L’édition définitive du livre qui établissait, en 1981, la complicité de la France de Vichy dans le génocide nazi.

Le livre de Michael Marrus et Robert Paxton était d'abord paru simultanément en anglais et en traduction française en 1981. Il serait impossible de surestimer l'importance de cette publication. S'appuyant sur un dépouillement systématique des archives disponibles à l'époque — allemandes, notamment —, les auteurs y abordaient de front la question de la responsabilité de la France de Vichy dans la persécution et l'arrestation des Juifs durant la période de l'Occupation et de sa complicité dans le génocide nazi.

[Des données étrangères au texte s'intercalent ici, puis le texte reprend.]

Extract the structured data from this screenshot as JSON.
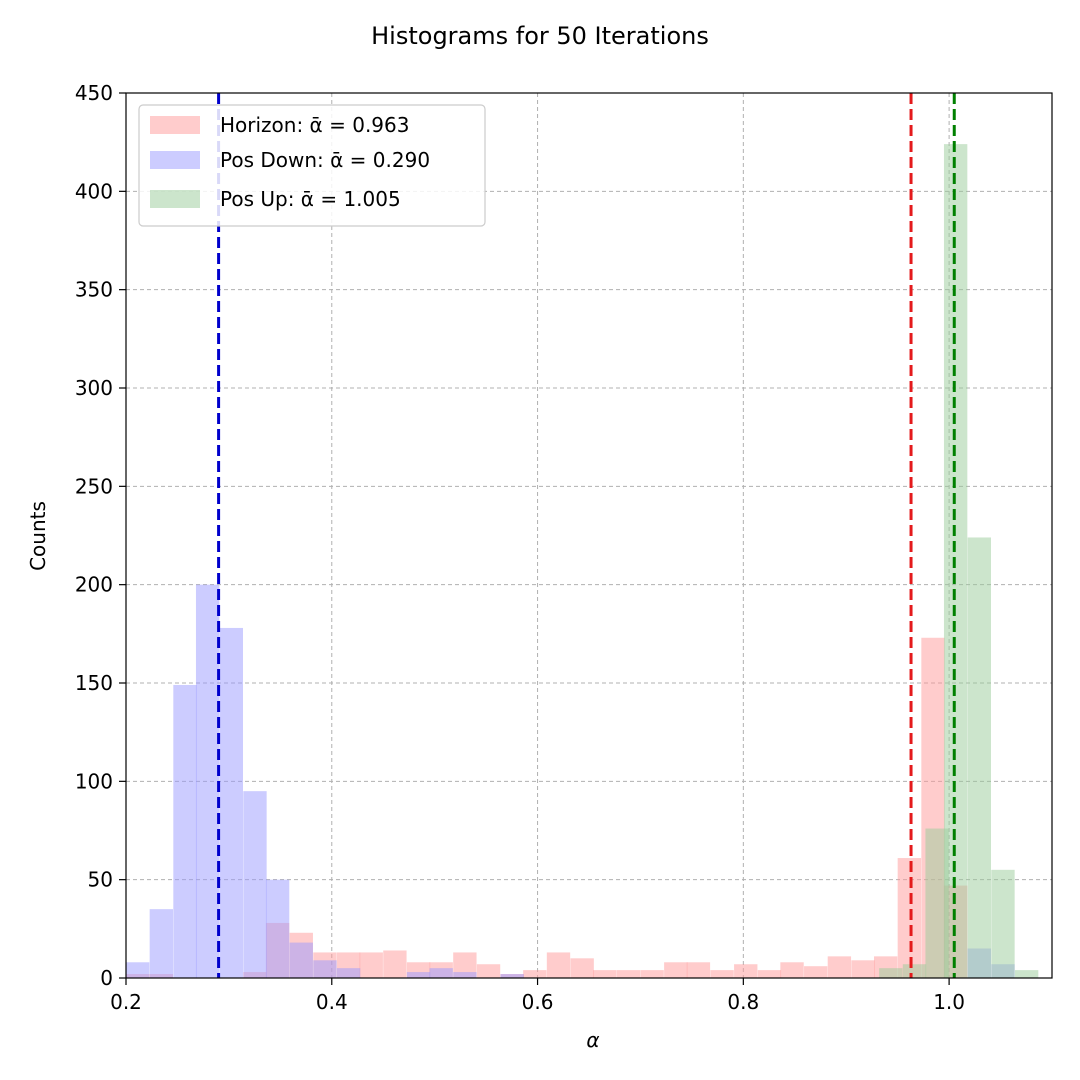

Par une coïncidence remarquable, c'est aussi en 1981 que Le Canard enchaîné révélait publiquement que Maurice Papon, alors ministre du budget sous la présidence de Valéry Giscard d'Estaing, avait directement supervisé, entre 1942 et 1944, la déportation de près de 1700 Juifs en tant que secrétaire général de la préfecture de la Gironde. Le dépôt d'une plainte pour crimes contre l'humanité, délit inscrit dans le droit français depuis 1964, devait aboutir à l'inculpation de Papon deux ans plus tard et pour finir, en 1998, à l'issue d'un long procès, à la condamnation pour complicité de crimes contre l'humanité de celui que le général de Gaulle, en 1961, avait personnellement décoré comme commandeur de la Légion d'honneur. Vichy était décidément, pour reprendre l'expression d'Éric Conan et d'Henry Rousso, « un passé qui ne passait pas ».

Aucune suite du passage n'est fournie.